Think about it: do you honestly believe that if the threat from China disappeared tomorrow, that Taiwan would (after perhaps a small domestic scuffle) want to continue to claim to be "the real China" and keep those parts of the constitution as-is? You know it wouldn't.
"But Taiwan has agreed that it's a part of China as it accepted the Republic of China system!"
If you want to make this argument, please provide references as to when exactly the Taiwanese people were asked if they'd like to host the Republic of China. Chiang Kai-shek made his appeal at Cairo, not to Taiwan. Then, he showed up and didn't exactly ask if his government was welcome. It's true that at the time many Taiwanese did welcome the KMT. It's hard to know how many of the celebrants were sincere and how many were made to go wave a flag, but we can safely assume that there were some of each. Then, the KMT did a horrible job and the people quite rightly protested this. Sure, after decades of brutality and mass murder and forced cultural and linguistic imperialism towards "Chineseness", Taiwan finally forced the KMT to accept democratization and had Lee Teng-hui as a helping hand in the establishment -- eventually, anyway.
But while Taiwan got democracy, the people have never gotten the chance to decide whether they wanted to keep the Republic of China structure under which that democracy exists. What's more, every major decision made regarding Taiwan's status was made when the dictatorship was still in place. Leaving the UN and other reactions to the loss of formal recognition, refusing to participate in the Olympics as Taiwan, even the meetings in 1992 that did not lead to a consensus were all done by a dictatorship from China ruling the country under Martial Law while incarcerating, disappearing or executing anyone who objected.
If you think any of this was a "choice" of the Taiwanese people when it was done long before they were allowed to vote for their national leaders, read a book.
Even now, when you see people wavering on Taiwan/China issues, it's almost always due to the threat of war. If you want to know what people really think, ask them what they'd prefer if they could have it without China dropping bombs on them.

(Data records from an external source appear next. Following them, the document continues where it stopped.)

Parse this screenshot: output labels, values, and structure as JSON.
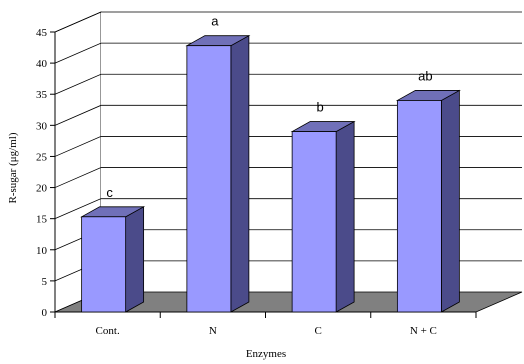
{
  "chart_data": {
    "type": "bar",
    "categories": [
      "Cont.",
      "N",
      "C",
      "N + C"
    ],
    "values": [
      15.3,
      42.8,
      29.0,
      34.0
    ],
    "data_labels": [
      "c",
      "a",
      "b",
      "ab"
    ],
    "xlabel": "Enzymes",
    "ylabel": "R-sugar (μg/ml)",
    "ylim": [
      0,
      45
    ],
    "yticks": [
      0,
      5,
      10,
      15,
      20,
      25,
      30,
      35,
      40,
      45
    ],
    "grid": true,
    "style": "3d",
    "colors": {
      "bar_front": "#9999ff",
      "bar_side": "#4b4b8a",
      "bar_top": "#7070b8",
      "floor": "#808080"
    }
  }
}
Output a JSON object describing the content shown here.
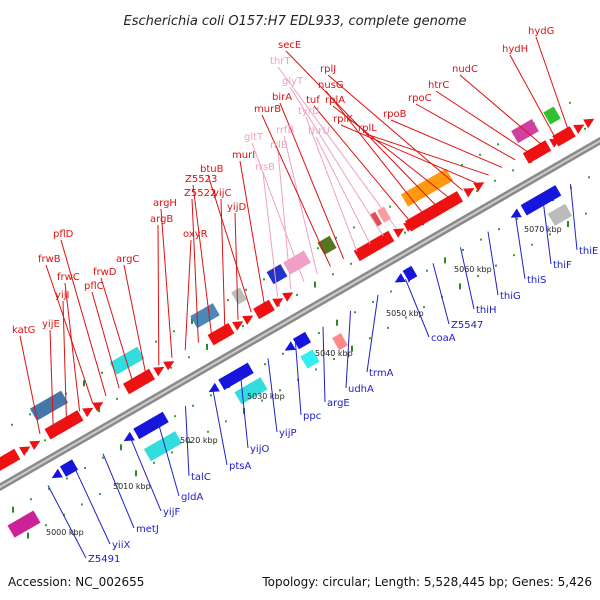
{
  "title": "Escherichia coli O157:H7 EDL933, complete genome",
  "footer": {
    "accession": "Accession: NC_002655",
    "summary": "Topology: circular; Length: 5,528,445 bp; Genes: 5,426"
  },
  "ticks": [
    "5000 kbp",
    "5010 kbp",
    "5020 kbp",
    "5030 kbp",
    "5040 kbp",
    "5050 kbp",
    "5060 kbp",
    "5070 kbp"
  ],
  "top_labels": [
    {
      "text": "katG",
      "kind": "gene"
    },
    {
      "text": "yijE",
      "kind": "gene"
    },
    {
      "text": "yijI",
      "kind": "gene"
    },
    {
      "text": "frwC",
      "kind": "gene"
    },
    {
      "text": "frwB",
      "kind": "gene"
    },
    {
      "text": "pflD",
      "kind": "gene"
    },
    {
      "text": "pflC",
      "kind": "gene"
    },
    {
      "text": "frwD",
      "kind": "gene"
    },
    {
      "text": "argC",
      "kind": "gene"
    },
    {
      "text": "argB",
      "kind": "gene"
    },
    {
      "text": "argH",
      "kind": "gene"
    },
    {
      "text": "oxyR",
      "kind": "gene"
    },
    {
      "text": "Z5522",
      "kind": "gene"
    },
    {
      "text": "Z5523",
      "kind": "gene"
    },
    {
      "text": "yijC",
      "kind": "gene"
    },
    {
      "text": "yijD",
      "kind": "gene"
    },
    {
      "text": "btuB",
      "kind": "gene"
    },
    {
      "text": "murI",
      "kind": "gene"
    },
    {
      "text": "rrsB",
      "kind": "rna"
    },
    {
      "text": "rrlB",
      "kind": "rna"
    },
    {
      "text": "gltT",
      "kind": "rna"
    },
    {
      "text": "rrfB",
      "kind": "rna"
    },
    {
      "text": "murB",
      "kind": "gene"
    },
    {
      "text": "birA",
      "kind": "gene"
    },
    {
      "text": "tyrU",
      "kind": "rna"
    },
    {
      "text": "thrU",
      "kind": "rna"
    },
    {
      "text": "glyT",
      "kind": "rna"
    },
    {
      "text": "thrT",
      "kind": "rna"
    },
    {
      "text": "tuf",
      "kind": "gene"
    },
    {
      "text": "nusG",
      "kind": "gene"
    },
    {
      "text": "secE",
      "kind": "gene"
    },
    {
      "text": "rplA",
      "kind": "gene"
    },
    {
      "text": "rplJ",
      "kind": "gene"
    },
    {
      "text": "rplK",
      "kind": "gene"
    },
    {
      "text": "rplL",
      "kind": "gene"
    },
    {
      "text": "rpoB",
      "kind": "gene"
    },
    {
      "text": "rpoC",
      "kind": "gene"
    },
    {
      "text": "htrC",
      "kind": "gene"
    },
    {
      "text": "nudC",
      "kind": "gene"
    },
    {
      "text": "hydH",
      "kind": "gene"
    },
    {
      "text": "hydG",
      "kind": "gene"
    }
  ],
  "bottom_labels": [
    "Z5491",
    "yiiX",
    "metJ",
    "yijF",
    "gldA",
    "talC",
    "ptsA",
    "yijO",
    "yijP",
    "ppc",
    "argE",
    "udhA",
    "trmA",
    "coaA",
    "Z5547",
    "thiH",
    "thiG",
    "thiS",
    "thiF",
    "thiE"
  ]
}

Quick update: I quite liked this comment on Twitter:
2/5 These two may coexist alongside each other without conflict. This is the case in modern democratic constitutional monarchies: the head of state has roles that may by symbolic, administrative and to a limited extent political.
— Franta Prkno (@PrknoF) September 2, 2021
The whole thread is worth reading, but this is the point I wanted to include. It makes sense: the Queen of England exists for symbolic/historical reasons, and it would be a problem if she actually tried to run the government. Everybody knows this.
But imagine if there was a large, hostile country just off the coast of England who insisted that England pretend the Queen of England was the true head of government -- not some symbolic relic -- rather than the Prime Minister and Parliament, and failing to keep up the pretense would be grounds for invasion. And there was a small but vocal minority of English people who actually believed it, enough that supporters of this country threatening England could point to them and say it's actually all England's fault even when most people know the whole thing is a farce.
Weird, right?
Well, that's pretty much the position that Taiwan is in vis-a-vis the ROC and China.